Effettivamente c’è stato un cambio di sonorità. Mi sto concentrando principalmente sul punk-rock, un genere in cui mi rispecchio di più perché risente dell’influenza che i gruppi punk e gli Articolo 31 hanno esercitato, fin da bambino, su di me. È un genere più particolare che si distacca dalle ultime tendenze ed è qualcosa che preferisco.
Molti rapper scelgono di collaborare con interpreti femminili con il fine di lanciare dei veri e propri tormentoni. Tu sei d’accordo con queste contaminazioni di generi?
Assolutamente sì. Mi piacerebbe fare delle collaborazioni e, in realtà, non sarebbe neanche la prima volta per me!
A quali artiste ti piacerebbe far cantare un ipotetico ritornello di una tua canzone?
Sicuramente tra i primi nomi ci sarebbero quelli di Noemi, Syria e Nina Zilli, che apprezzo particolarmente!
Il rap, da qualche anno, soprattutto grazie ai talent, dalla strada è approdato in tv.

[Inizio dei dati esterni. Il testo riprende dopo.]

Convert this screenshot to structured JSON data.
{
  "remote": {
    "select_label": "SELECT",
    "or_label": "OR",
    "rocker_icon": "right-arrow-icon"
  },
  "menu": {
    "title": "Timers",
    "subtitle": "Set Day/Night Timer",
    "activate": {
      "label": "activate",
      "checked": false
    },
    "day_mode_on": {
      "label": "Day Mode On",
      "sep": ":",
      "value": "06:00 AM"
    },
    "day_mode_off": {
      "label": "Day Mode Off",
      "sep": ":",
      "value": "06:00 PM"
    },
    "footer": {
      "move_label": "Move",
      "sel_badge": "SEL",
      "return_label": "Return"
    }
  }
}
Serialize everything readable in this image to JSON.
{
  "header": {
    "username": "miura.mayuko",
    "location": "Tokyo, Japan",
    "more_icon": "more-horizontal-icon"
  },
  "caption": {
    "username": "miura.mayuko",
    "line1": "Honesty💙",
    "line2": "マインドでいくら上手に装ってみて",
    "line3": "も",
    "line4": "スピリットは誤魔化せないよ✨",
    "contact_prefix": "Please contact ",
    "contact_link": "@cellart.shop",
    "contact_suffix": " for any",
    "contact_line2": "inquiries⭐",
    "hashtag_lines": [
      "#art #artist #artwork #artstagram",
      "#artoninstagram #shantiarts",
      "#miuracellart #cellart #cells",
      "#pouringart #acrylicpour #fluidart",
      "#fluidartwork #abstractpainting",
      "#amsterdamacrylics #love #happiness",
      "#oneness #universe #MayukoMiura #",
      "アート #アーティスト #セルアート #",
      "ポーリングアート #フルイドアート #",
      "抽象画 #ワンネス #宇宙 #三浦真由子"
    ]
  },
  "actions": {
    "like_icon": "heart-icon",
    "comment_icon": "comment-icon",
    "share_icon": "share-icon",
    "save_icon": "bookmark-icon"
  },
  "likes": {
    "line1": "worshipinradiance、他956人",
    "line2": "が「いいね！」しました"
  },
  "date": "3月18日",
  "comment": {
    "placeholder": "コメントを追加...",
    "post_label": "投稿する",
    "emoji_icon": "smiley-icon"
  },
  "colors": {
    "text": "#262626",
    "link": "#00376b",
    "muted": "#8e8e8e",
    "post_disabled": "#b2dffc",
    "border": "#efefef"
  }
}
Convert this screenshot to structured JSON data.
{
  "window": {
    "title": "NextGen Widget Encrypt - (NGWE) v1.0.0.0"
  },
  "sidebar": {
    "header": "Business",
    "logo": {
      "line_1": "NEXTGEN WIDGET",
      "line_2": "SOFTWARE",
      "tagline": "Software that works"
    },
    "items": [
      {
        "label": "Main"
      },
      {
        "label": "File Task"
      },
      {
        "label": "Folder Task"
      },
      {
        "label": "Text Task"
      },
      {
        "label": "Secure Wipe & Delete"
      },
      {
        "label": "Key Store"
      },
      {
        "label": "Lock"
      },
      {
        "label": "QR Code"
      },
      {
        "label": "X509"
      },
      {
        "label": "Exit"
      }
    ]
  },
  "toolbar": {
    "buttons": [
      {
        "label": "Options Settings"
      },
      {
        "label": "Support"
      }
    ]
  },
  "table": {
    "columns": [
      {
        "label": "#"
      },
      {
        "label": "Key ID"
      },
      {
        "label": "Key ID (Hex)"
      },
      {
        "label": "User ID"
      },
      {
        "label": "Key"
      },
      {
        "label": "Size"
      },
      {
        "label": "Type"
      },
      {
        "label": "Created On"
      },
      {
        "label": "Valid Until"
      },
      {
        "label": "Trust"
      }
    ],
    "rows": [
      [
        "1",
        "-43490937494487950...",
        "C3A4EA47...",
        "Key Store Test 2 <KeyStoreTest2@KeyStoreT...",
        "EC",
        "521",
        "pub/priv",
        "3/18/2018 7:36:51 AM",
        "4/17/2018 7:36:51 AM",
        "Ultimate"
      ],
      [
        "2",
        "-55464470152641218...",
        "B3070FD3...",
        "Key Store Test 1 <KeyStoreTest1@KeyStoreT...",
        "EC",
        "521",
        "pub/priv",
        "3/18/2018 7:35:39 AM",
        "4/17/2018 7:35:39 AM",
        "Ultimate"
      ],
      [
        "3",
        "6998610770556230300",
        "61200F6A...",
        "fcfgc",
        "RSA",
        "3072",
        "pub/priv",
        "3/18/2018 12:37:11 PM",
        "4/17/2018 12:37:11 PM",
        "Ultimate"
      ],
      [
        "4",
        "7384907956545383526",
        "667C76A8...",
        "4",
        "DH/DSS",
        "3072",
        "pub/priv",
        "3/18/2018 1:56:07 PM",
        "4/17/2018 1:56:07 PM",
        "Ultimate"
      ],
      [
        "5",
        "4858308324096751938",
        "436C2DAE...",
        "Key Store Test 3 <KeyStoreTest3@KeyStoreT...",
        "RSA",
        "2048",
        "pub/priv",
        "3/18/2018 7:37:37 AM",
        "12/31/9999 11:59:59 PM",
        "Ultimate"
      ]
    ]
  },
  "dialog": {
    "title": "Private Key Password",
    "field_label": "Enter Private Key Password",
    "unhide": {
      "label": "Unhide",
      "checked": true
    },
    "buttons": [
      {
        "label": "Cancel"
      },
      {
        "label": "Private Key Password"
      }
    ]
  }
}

Hai mai preso in considerazione di poter partecipare a uno di questi programmi televisivi?
Sì, non mi tirerei indietro se ne avessi l’occasione. Credo sia positivo affrontare un’esperienza del genere, ma ritengo sia utile solo quando alle spalle si ha già un seguito, una fanbase. Se non hai tutto questo finisci per esporti ad una serie di fattori a cui non sei pronto. La famosa gavetta è fondamentale, senza, dopo un iniziale successo, svanisci nel nulla.
Dovendo scegliere, in quale concorreresti?
Come modus operandi è più bello Amici, c’è più libertà di azione. Ma per il format preferisco X-Factor: l’ambiente mi stimola di più, è quasi d’elite, mentre Amici è mainstream.